Defne’nin temel motivasyonu olan annesini bulma çabasının, bu yolda karşılaştığı Nazife ve Hazar’ın hikâyeleriyle çatışması, filmin önemli yaratıcı gerilimlerinden birini oluşturuyor. Yıllar önce kocasını öldürmek zorunda kaldığı için bebeğinden koparılan Nazife’nin öyküsü, Defne’nin annesinin izini sürme süreciyle bir noktada kesişiyor. Bu kesişme, anneliğin çeşitli halleriyle, kadınlığın farklı biçimleriyle, aynı zamanda eril tarih ve eril yasalarla da güçlü bir biçimde yüzleşmemizi sağlıyor. Yönetmen, ‘annelik içgüdüsü’nün aslında bilinçli olarak yaratılmış yapay bir mit olduğuna özellikle Defne’nin annesi üzerinden, abartıya kaçmadan ve derinlikli bir şekilde dikkat çekiyor. Bu bağlamda, filmin birden fazla temaya kucak açarak onları eril tahakküm, siyaset ve toplumsal cinsiyet ayrımı ekseninde başarıyla birleştirmesi, yapımın en güçlü yönlerinden birini oluşturuyor.

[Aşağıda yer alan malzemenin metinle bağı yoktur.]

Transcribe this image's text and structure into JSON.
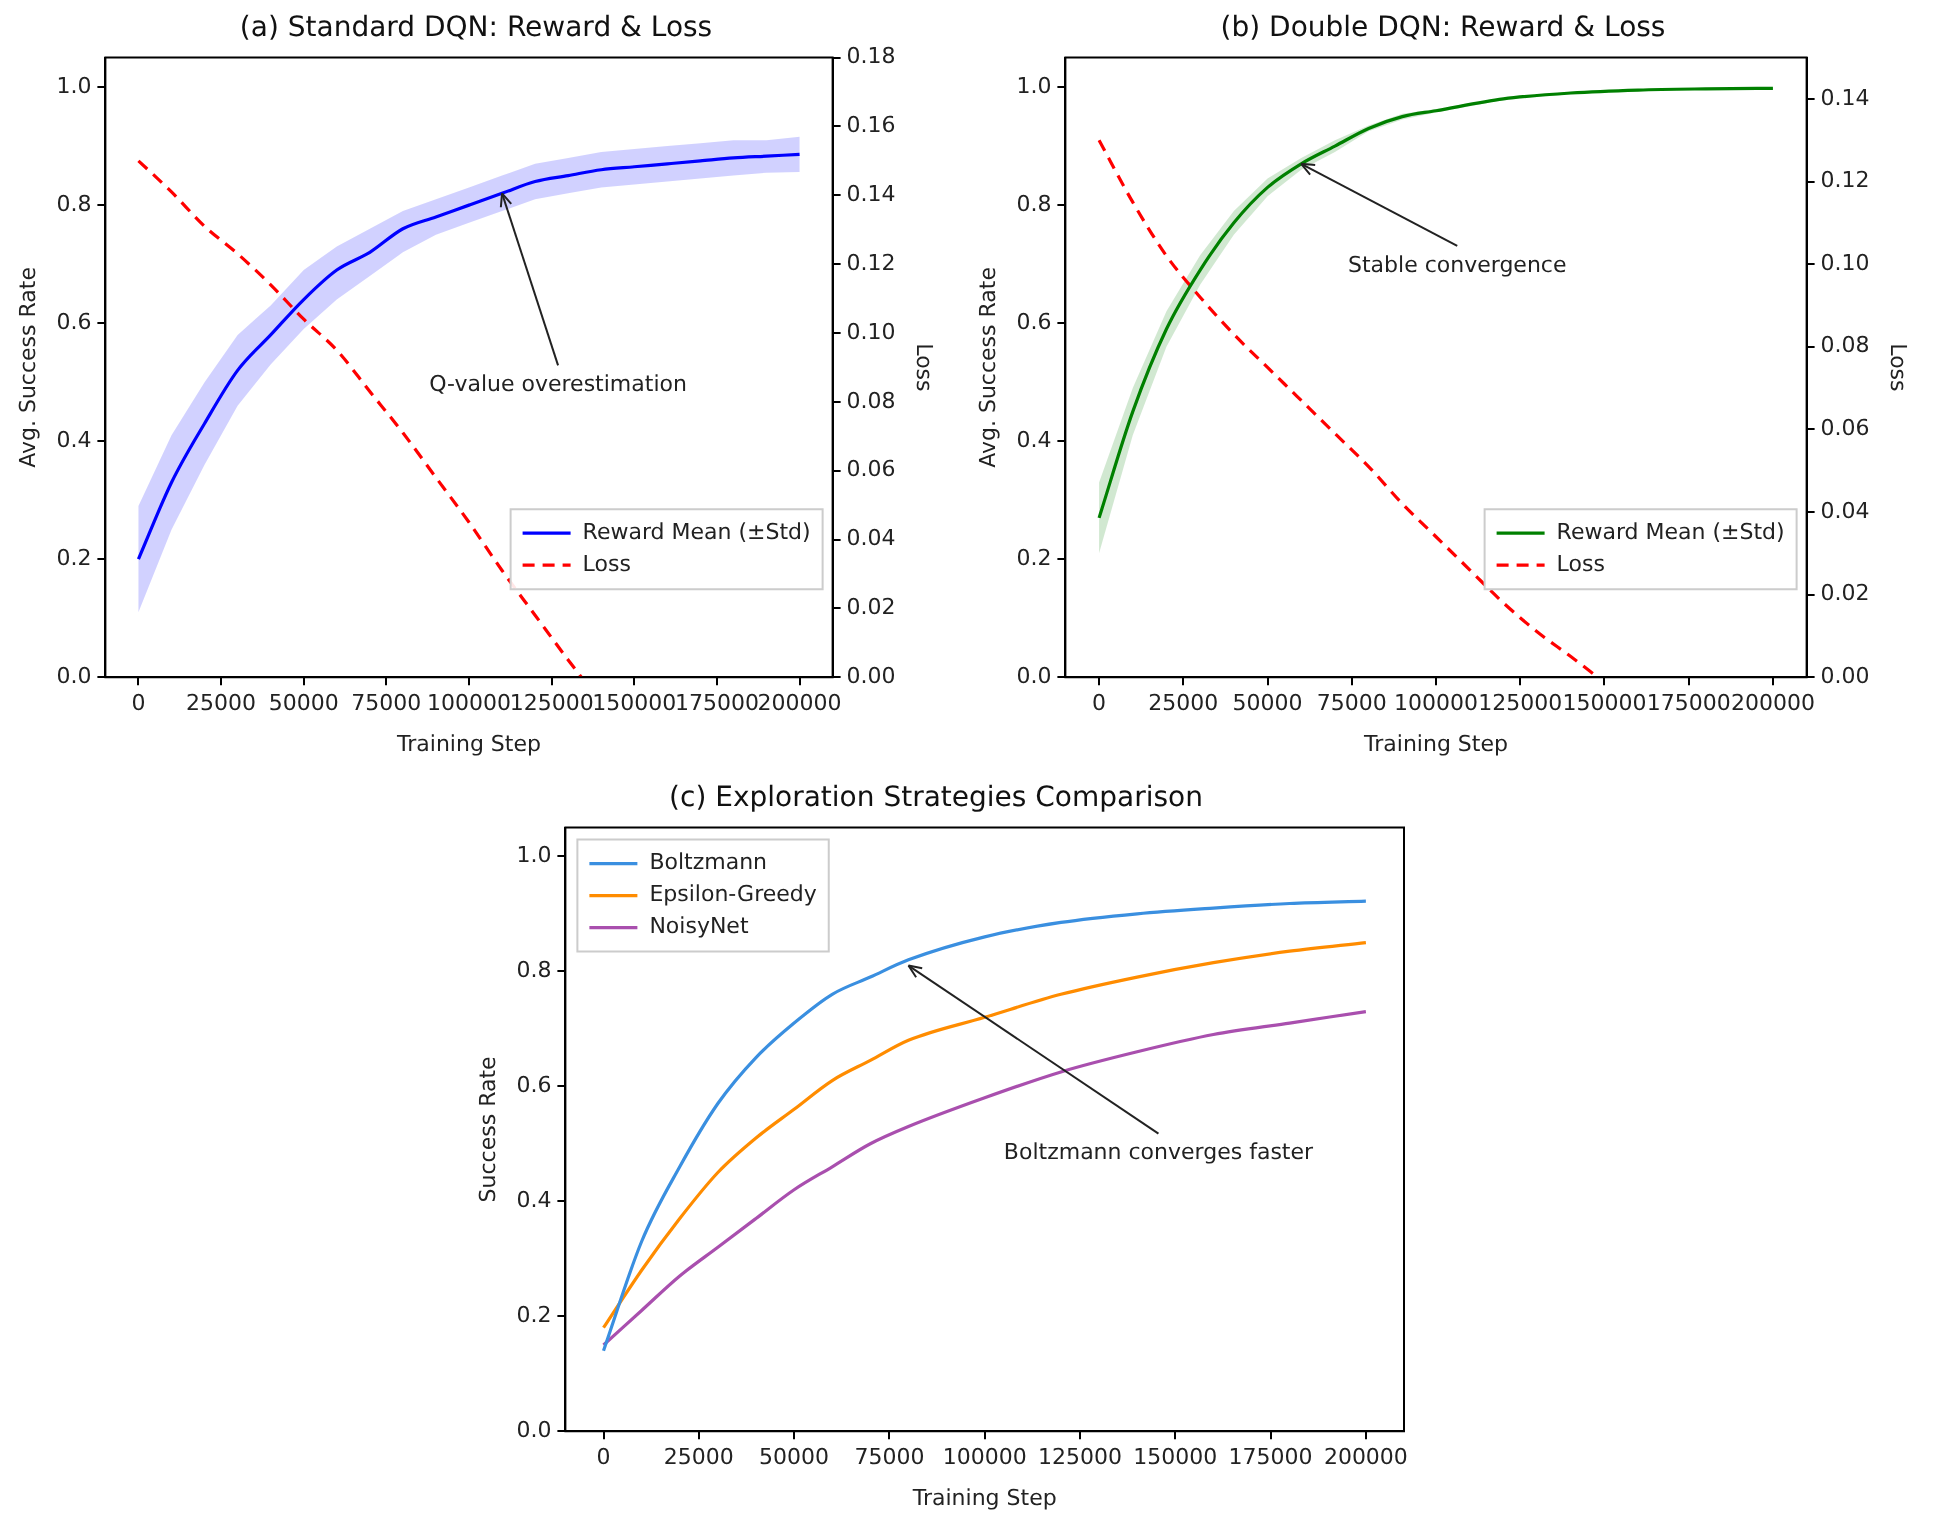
{
  "chart_data": [
    {
      "type": "line",
      "title": "(a) Standard DQN: Reward & Loss",
      "xlabel": "Training Step",
      "ylabel": "Avg. Success Rate",
      "y2label": "Loss",
      "xlim": [
        -10000,
        210000
      ],
      "xticks": [
        0,
        25000,
        50000,
        75000,
        100000,
        125000,
        150000,
        175000,
        200000
      ],
      "ylim": [
        0,
        1.05
      ],
      "yticks": [
        {
          "value": 0,
          "label": "0.0"
        },
        {
          "value": 0.2,
          "label": "0.2"
        },
        {
          "value": 0.4,
          "label": "0.4"
        },
        {
          "value": 0.6,
          "label": "0.6"
        },
        {
          "value": 0.8,
          "label": "0.8"
        },
        {
          "value": 1,
          "label": "1.0"
        }
      ],
      "y2lim": [
        0,
        0.18
      ],
      "y2ticks": [
        {
          "value": 0,
          "label": "0.00"
        },
        {
          "value": 0.02,
          "label": "0.02"
        },
        {
          "value": 0.04,
          "label": "0.04"
        },
        {
          "value": 0.06,
          "label": "0.06"
        },
        {
          "value": 0.08,
          "label": "0.08"
        },
        {
          "value": 0.1,
          "label": "0.10"
        },
        {
          "value": 0.12,
          "label": "0.12"
        },
        {
          "value": 0.14,
          "label": "0.14"
        },
        {
          "value": 0.16,
          "label": "0.16"
        },
        {
          "value": 0.18,
          "label": "0.18"
        }
      ],
      "legend": "bottom right",
      "grid": false,
      "series": [
        {
          "name": "Reward Mean (±Std)",
          "color": "#0000ff",
          "x": [
            0,
            10000,
            20000,
            30000,
            40000,
            50000,
            60000,
            70000,
            80000,
            90000,
            100000,
            110000,
            120000,
            130000,
            140000,
            150000,
            160000,
            170000,
            180000,
            190000,
            200000
          ],
          "values": [
            0.2,
            0.33,
            0.43,
            0.52,
            0.58,
            0.64,
            0.69,
            0.72,
            0.76,
            0.78,
            0.8,
            0.82,
            0.84,
            0.85,
            0.86,
            0.865,
            0.87,
            0.875,
            0.88,
            0.883,
            0.886
          ],
          "lower": [
            0.11,
            0.25,
            0.36,
            0.46,
            0.53,
            0.59,
            0.64,
            0.68,
            0.72,
            0.75,
            0.77,
            0.79,
            0.81,
            0.82,
            0.83,
            0.835,
            0.84,
            0.845,
            0.85,
            0.855,
            0.856
          ],
          "upper": [
            0.29,
            0.41,
            0.5,
            0.58,
            0.63,
            0.69,
            0.73,
            0.76,
            0.79,
            0.81,
            0.83,
            0.85,
            0.87,
            0.88,
            0.89,
            0.895,
            0.9,
            0.905,
            0.91,
            0.91,
            0.916
          ]
        },
        {
          "name": "Loss",
          "color": "#ff0000",
          "axis": "y2",
          "line_style": "dashed",
          "x": [
            0,
            10000,
            20000,
            30000,
            40000,
            50000,
            60000,
            70000,
            80000,
            90000,
            100000,
            110000,
            120000,
            130000,
            134000
          ],
          "values": [
            0.15,
            0.141,
            0.131,
            0.123,
            0.114,
            0.104,
            0.095,
            0.083,
            0.071,
            0.058,
            0.045,
            0.031,
            0.018,
            0.005,
            0
          ]
        }
      ],
      "annotations": [
        {
          "text": "Q-value overestimation",
          "x": 110000,
          "y": 0.82
        }
      ]
    },
    {
      "type": "line",
      "title": "(b) Double DQN: Reward & Loss",
      "xlabel": "Training Step",
      "ylabel": "Avg. Success Rate",
      "y2label": "Loss",
      "xlim": [
        -10000,
        210000
      ],
      "xticks": [
        0,
        25000,
        50000,
        75000,
        100000,
        125000,
        150000,
        175000,
        200000
      ],
      "ylim": [
        0,
        1.05
      ],
      "yticks": [
        {
          "value": 0,
          "label": "0.0"
        },
        {
          "value": 0.2,
          "label": "0.2"
        },
        {
          "value": 0.4,
          "label": "0.4"
        },
        {
          "value": 0.6,
          "label": "0.6"
        },
        {
          "value": 0.8,
          "label": "0.8"
        },
        {
          "value": 1,
          "label": "1.0"
        }
      ],
      "y2lim": [
        0,
        0.15
      ],
      "y2ticks": [
        {
          "value": 0,
          "label": "0.00"
        },
        {
          "value": 0.02,
          "label": "0.02"
        },
        {
          "value": 0.04,
          "label": "0.04"
        },
        {
          "value": 0.06,
          "label": "0.06"
        },
        {
          "value": 0.08,
          "label": "0.08"
        },
        {
          "value": 0.1,
          "label": "0.10"
        },
        {
          "value": 0.12,
          "label": "0.12"
        },
        {
          "value": 0.14,
          "label": "0.14"
        }
      ],
      "legend": "bottom right",
      "grid": false,
      "series": [
        {
          "name": "Reward Mean (±Std)",
          "color": "#008000",
          "x": [
            0,
            10000,
            20000,
            30000,
            40000,
            50000,
            60000,
            70000,
            80000,
            90000,
            100000,
            120000,
            140000,
            160000,
            180000,
            200000
          ],
          "values": [
            0.27,
            0.45,
            0.59,
            0.69,
            0.77,
            0.83,
            0.87,
            0.9,
            0.93,
            0.95,
            0.96,
            0.98,
            0.99,
            0.995,
            0.997,
            0.998
          ],
          "lower": [
            0.21,
            0.41,
            0.56,
            0.665,
            0.75,
            0.815,
            0.86,
            0.89,
            0.925,
            0.945,
            0.957,
            0.978,
            0.988,
            0.994,
            0.996,
            0.997
          ],
          "upper": [
            0.33,
            0.49,
            0.62,
            0.715,
            0.79,
            0.845,
            0.88,
            0.91,
            0.935,
            0.955,
            0.963,
            0.982,
            0.992,
            0.996,
            0.998,
            0.999
          ]
        },
        {
          "name": "Loss",
          "color": "#ff0000",
          "axis": "y2",
          "line_style": "dashed",
          "x": [
            0,
            10000,
            20000,
            30000,
            40000,
            50000,
            60000,
            70000,
            80000,
            90000,
            100000,
            110000,
            120000,
            130000,
            140000,
            148000
          ],
          "values": [
            0.13,
            0.115,
            0.102,
            0.092,
            0.083,
            0.075,
            0.067,
            0.059,
            0.051,
            0.042,
            0.034,
            0.026,
            0.018,
            0.011,
            0.005,
            0
          ]
        }
      ],
      "annotations": [
        {
          "text": "Stable convergence",
          "x": 60000,
          "y": 0.87
        }
      ]
    },
    {
      "type": "line",
      "title": "(c) Exploration Strategies Comparison",
      "xlabel": "Training Step",
      "ylabel": "Success Rate",
      "xlim": [
        -10000,
        210000
      ],
      "xticks": [
        0,
        25000,
        50000,
        75000,
        100000,
        125000,
        150000,
        175000,
        200000
      ],
      "ylim": [
        0,
        1.05
      ],
      "yticks": [
        {
          "value": 0,
          "label": "0.0"
        },
        {
          "value": 0.2,
          "label": "0.2"
        },
        {
          "value": 0.4,
          "label": "0.4"
        },
        {
          "value": 0.6,
          "label": "0.6"
        },
        {
          "value": 0.8,
          "label": "0.8"
        },
        {
          "value": 1,
          "label": "1.0"
        }
      ],
      "legend": "top left",
      "grid": false,
      "x": [
        0,
        10000,
        20000,
        30000,
        40000,
        50000,
        60000,
        70000,
        80000,
        100000,
        120000,
        140000,
        160000,
        180000,
        200000
      ],
      "series": [
        {
          "name": "Boltzmann",
          "color": "#3a8fe0",
          "values": [
            0.14,
            0.33,
            0.46,
            0.57,
            0.65,
            0.71,
            0.76,
            0.79,
            0.82,
            0.86,
            0.885,
            0.9,
            0.91,
            0.918,
            0.922
          ]
        },
        {
          "name": "Epsilon-Greedy",
          "color": "#ff8c00",
          "values": [
            0.18,
            0.28,
            0.37,
            0.45,
            0.51,
            0.56,
            0.61,
            0.645,
            0.68,
            0.72,
            0.76,
            0.79,
            0.815,
            0.835,
            0.85
          ]
        },
        {
          "name": "NoisyNet",
          "color": "#a94fae",
          "values": [
            0.15,
            0.21,
            0.27,
            0.32,
            0.37,
            0.42,
            0.46,
            0.5,
            0.53,
            0.58,
            0.625,
            0.66,
            0.69,
            0.71,
            0.73
          ]
        }
      ],
      "annotations": [
        {
          "text": "Boltzmann converges faster",
          "x": 80000,
          "y": 0.81
        }
      ]
    }
  ]
}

28. Uçan Süpürge Film Festivali’nin film seçkisindeki pek çok diğer yapım gibi, bu filmin de türünü fantastik dramaya, kara mizaha dayandırması ve üslup olarak şiirsel-büyülü gerçekliği referans alması, filmin seyir zevkini yükseltiyor. Umutsuz finaliyle bir durum tespiti yapan filmlerin aksine umutlu, anlayışlı, düğümlerin bir şekilde çözüldüğü finali izleyicinin salondan gülümseyerek ayrılmasını sağlıyor. Kısacası, Defne gibi şu anki yaşamıyla baş etmeye çalışan bir karakterin özellikle rahibe, Hüseyin ve Nazife’nin hayaletleri üzerinden farklı tarihsel dönemlere ait bastırılmış kimliklerle bir araya gelişi, filme sosyopolitik bir derinlik kazandırıyor. Her bir hayalet, Türkiye’nin yakın tarihine dair sembolik bir izlek sunarken yönetmen ara ara güldürmeyi ara ara düşündürmeyi de unutmuyor. Filmin, 2025 İstanbul SİYAD Ödülü’nün ve “ Asian Future” kategorisinde 2024 Tokyo En İyi Film Ödülü’nün sahibi olduğunu da söylemeden geçmeyelim.